= Kuwabara kuwabara =

Japanese phrase used to ward off lightning

"Kuwabara kuwabara" (桑原桑原) is a phrase used in the Japanese language to ward off lightning. It is analogous to the English phrase "knock on wood" to prevent bad luck or "rain, rain go away".

The word kuwabara literally means "mulberry field". According to one explanation, there is a Chinese legend that mulberry trees are not struck by lightning. In contrast, journalist Moku Jōya asserts that the "origin of kuwabara is not definitely known, but it has nothing to do with mulberry plants, though it means 'mulberry fields'."

== In folklore ==

In the 9th century, there was a Japanese aristocrat called Sugawara no Michizane.

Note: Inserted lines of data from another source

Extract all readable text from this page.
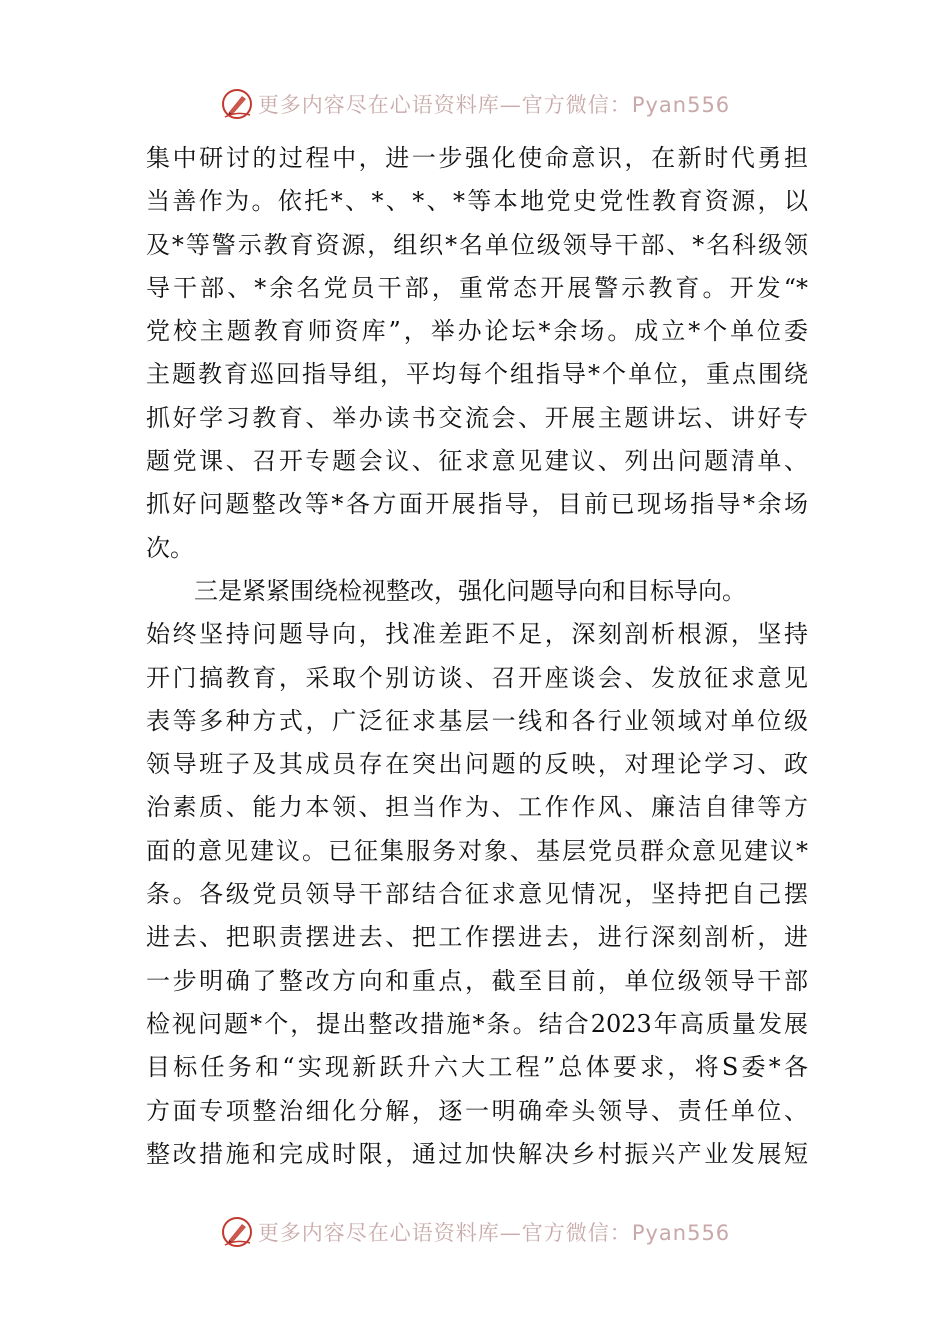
更多内容尽在心语资料库—官方微信：Pyan556
集中研讨的过程中，进一步强化使命意识，在新时代勇担
当善作为。依托*、*、*、*等本地党史党性教育资源，以
及*等警示教育资源，组织*名单位级领导干部、*名科级领
导干部、*余名党员干部，重常态开展警示教育。开发“*
党校主题教育师资库”，举办论坛*余场。成立*个单位委
主题教育巡回指导组，平均每个组指导*个单位，重点围绕
抓好学习教育、举办读书交流会、开展主题讲坛、讲好专
题党课、召开专题会议、征求意见建议、列出问题清单、
抓好问题整改等*各方面开展指导，目前已现场指导*余场
次。
三是紧紧围绕检视整改，强化问题导向和目标导向。
始终坚持问题导向，找准差距不足，深刻剖析根源，坚持
开门搞教育，采取个别访谈、召开座谈会、发放征求意见
表等多种方式，广泛征求基层一线和各行业领域对单位级
领导班子及其成员存在突出问题的反映，对理论学习、政
治素质、能力本领、担当作为、工作作风、廉洁自律等方
面的意见建议。已征集服务对象、基层党员群众意见建议*
条。各级党员领导干部结合征求意见情况，坚持把自己摆
进去、把职责摆进去、把工作摆进去，进行深刻剖析，进
一步明确了整改方向和重点，截至目前，单位级领导干部
检视问题*个，提出整改措施*条。结合2023年高质量发展
目标任务和“实现新跃升六大工程”总体要求，将S委*各
方面专项整治细化分解，逐一明确牵头领导、责任单位、
整改措施和完成时限，通过加快解决乡村振兴产业发展短
更多内容尽在心语资料库—官方微信：Pyan556
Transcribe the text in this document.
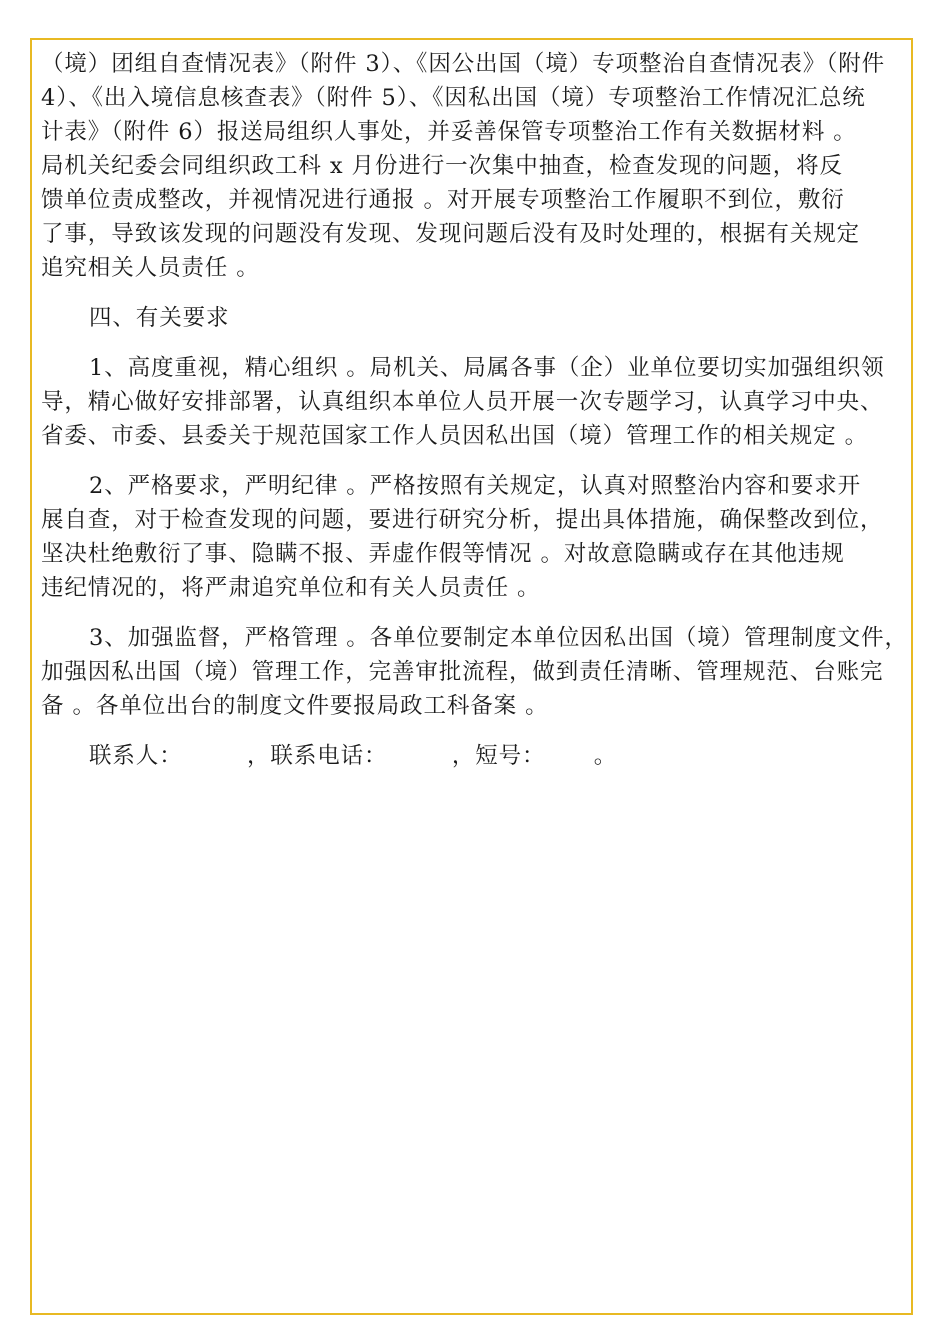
（境）团组自查情况表》（附件 3）、《因公出国（境）专项整治自查情况表》（附件
4）、《出入境信息核查表》（附件 5）、《因私出国（境）专项整治工作情况汇总统
计表》（附件 6）报送局组织人事处，并妥善保管专项整治工作有关数据材料 。
局机关纪委会同组织政工科 x 月份进行一次集中抽查，检查发现的问题，将反
馈单位责成整改，并视情况进行通报 。对开展专项整治工作履职不到位，敷衍
了事，导致该发现的问题没有发现、发现问题后没有及时处理的，根据有关规定
追究相关人员责任 。
四、有关要求
1、高度重视，精心组织 。局机关、局属各事（企）业单位要切实加强组织领
导，精心做好安排部署，认真组织本单位人员开展一次专题学习，认真学习中央、
省委、市委、县委关于规范国家工作人员因私出国（境）管理工作的相关规定 。
2、严格要求，严明纪律 。严格按照有关规定，认真对照整治内容和要求开
展自查，对于检查发现的问题，要进行研究分析，提出具体措施，确保整改到位，
坚决杜绝敷衍了事、隐瞒不报、弄虚作假等情况 。对故意隐瞒或存在其他违规
违纪情况的，将严肃追究单位和有关人员责任 。
3、加强监督，严格管理 。各单位要制定本单位因私出国（境）管理制度文件，
加强因私出国（境）管理工作，完善审批流程，做到责任清晰、管理规范、台账完
备 。各单位出台的制度文件要报局政工科备案 。
联系人：        ，联系电话：        ，短号：      。
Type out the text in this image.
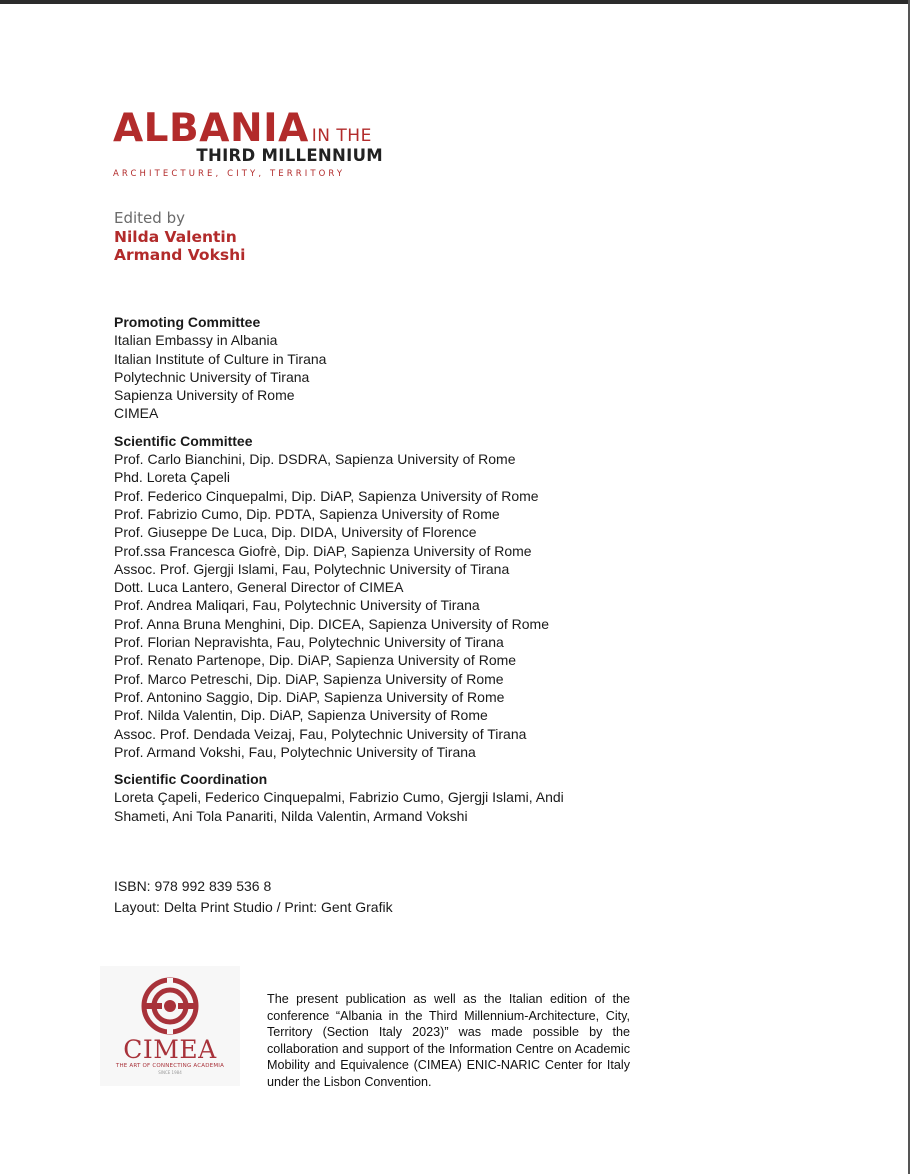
ALBANIA IN THE
THIRD MILLENNIUM
ARCHITECTURE, CITY, TERRITORY
Edited by
Nilda Valentin
Armand Vokshi
Promoting Committee
Italian Embassy in Albania
Italian Institute of Culture in Tirana
Polytechnic University of Tirana
Sapienza University of Rome
CIMEA
Scientific Committee
Prof. Carlo Bianchini, Dip. DSDRA, Sapienza University of Rome
Phd. Loreta Çapeli
Prof. Federico Cinquepalmi, Dip. DiAP, Sapienza University of Rome
Prof. Fabrizio Cumo, Dip. PDTA, Sapienza University of Rome
Prof. Giuseppe De Luca, Dip. DIDA, University of Florence
Prof.ssa Francesca Giofrè, Dip. DiAP, Sapienza University of Rome
Assoc. Prof. Gjergji Islami, Fau, Polytechnic University of Tirana
Dott. Luca Lantero, General Director of CIMEA
Prof. Andrea Maliqari, Fau, Polytechnic University of Tirana
Prof. Anna Bruna Menghini, Dip. DICEA, Sapienza University of Rome
Prof. Florian Nepravishta, Fau, Polytechnic University of Tirana
Prof. Renato Partenope, Dip. DiAP, Sapienza University of Rome
Prof. Marco Petreschi, Dip. DiAP, Sapienza University of Rome
Prof. Antonino Saggio, Dip. DiAP, Sapienza University of Rome
Prof. Nilda Valentin, Dip. DiAP, Sapienza University of Rome
Assoc. Prof. Dendada Veizaj, Fau, Polytechnic University of Tirana
Prof. Armand Vokshi, Fau, Polytechnic University of Tirana
Scientific Coordination
Loreta Çapeli, Federico Cinquepalmi, Fabrizio Cumo, Gjergji Islami, Andi Shameti, Ani Tola Panariti, Nilda Valentin, Armand Vokshi
ISBN: 978 992 839 536 8
Layout: Delta Print Studio / Print: Gent Grafik
CIMEA
THE ART OF CONNECTING ACADEMIA
SINCE 1984
The present publication as well as the Italian edition of the conference “Albania in the Third Millennium-Architecture, City, Territory (Section Italy 2023)” was made possible by the collaboration and support of the Information Centre on Academic Mobility and Equivalence (CIMEA) ENIC-NARIC Center for Italy under the Lisbon Convention.
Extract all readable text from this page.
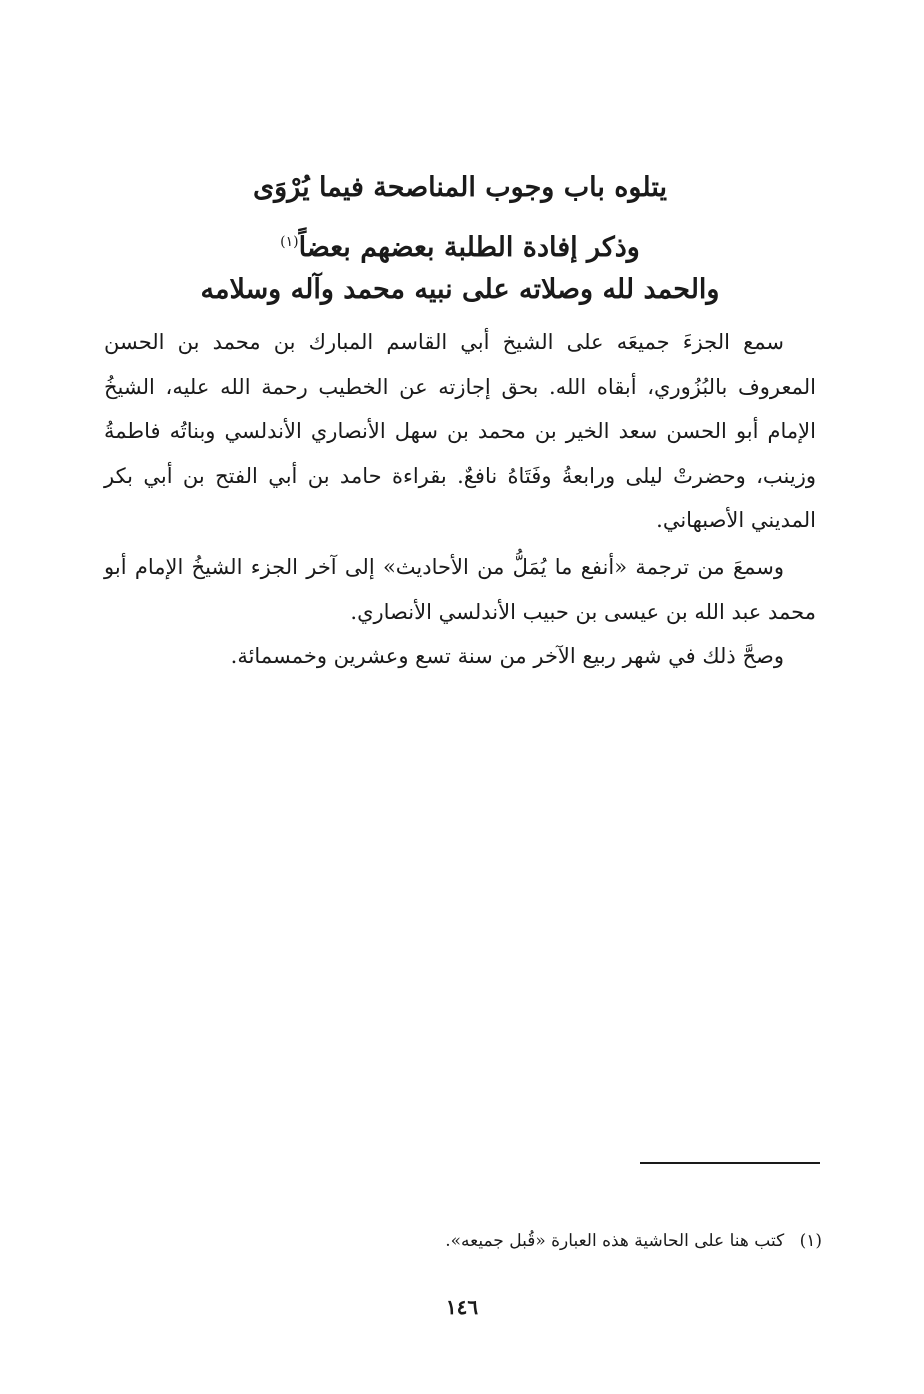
يتلوه باب وجوب المناصحة فيما يُرْوَى
وذكر إفادة الطلبة بعضهم بعضاً$^{(١)}$
والحمد لله وصلاته على نبيه محمد وآله وسلامه

سمع الجزءَ جميعَه على الشيخ أبي القاسم المبارك بن محمد بن الحسن المعروف بالبُزُوري، أبقاه الله. بحق إجازته عن الخطيب رحمة الله عليه، الشيخُ الإمام أبو الحسن سعد الخير بن محمد بن سهل الأنصاري الأندلسي وبناتُه فاطمةُ وزينب، وحضرتْ ليلى ورابعةُ وفَتَاهُ نافعٌ. بقراءة حامد بن أبي الفتح بن أبي بكر المديني الأصبهاني.

وسمعَ من ترجمة «أنفع ما يُمَلُّ من الأحاديث» إلى آخر الجزء الشيخُ الإمام أبو محمد عبد الله بن عيسى بن حبيب الأندلسي الأنصاري.

وصحَّ ذلك في شهر ربيع الآخر من سنة تسع وعشرين وخمسمائة.

(١) كتب هنا على الحاشية هذه العبارة «قُبل جميعه».
١٤٦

Sugawara Michizane, who died bearing a heavy grudge after being trapped and exiled to Kyushu, threw his fierce anger in the form of his thunderbolts as a god of lightning. In 930, Seiryoden of the court was struck by a large thunderbolt. The master of onmyo said that this misfortune was the work of the vengeful spirit of Michizane. Those who trapped Michizane trembled with fear and tried to placate the curse by dedicating a prayer to his vengeful ghost, thus leading to the construction of Kitano Shrine.

The land that Michizane owned was known as Kuwabara, so people thought it would be a good idea to claim the land he/she was standing on was a part of Kuwabara, so that Michizane would be hesitant to strike his own people. People of such an era chanted "Kuwabara, Kuwabara" when they heard the rumble of thunder as a method of reminding Michizane not to strike them. This saying often appears in the literature of the Heian period, with elements such as "Tsureduregusa", a spell to cast away thunder. The very people living in Kuwabara at that time relied on the Kuwabara spell and the land of Kuwabara is said to have remained unharmed by lightning for that reason.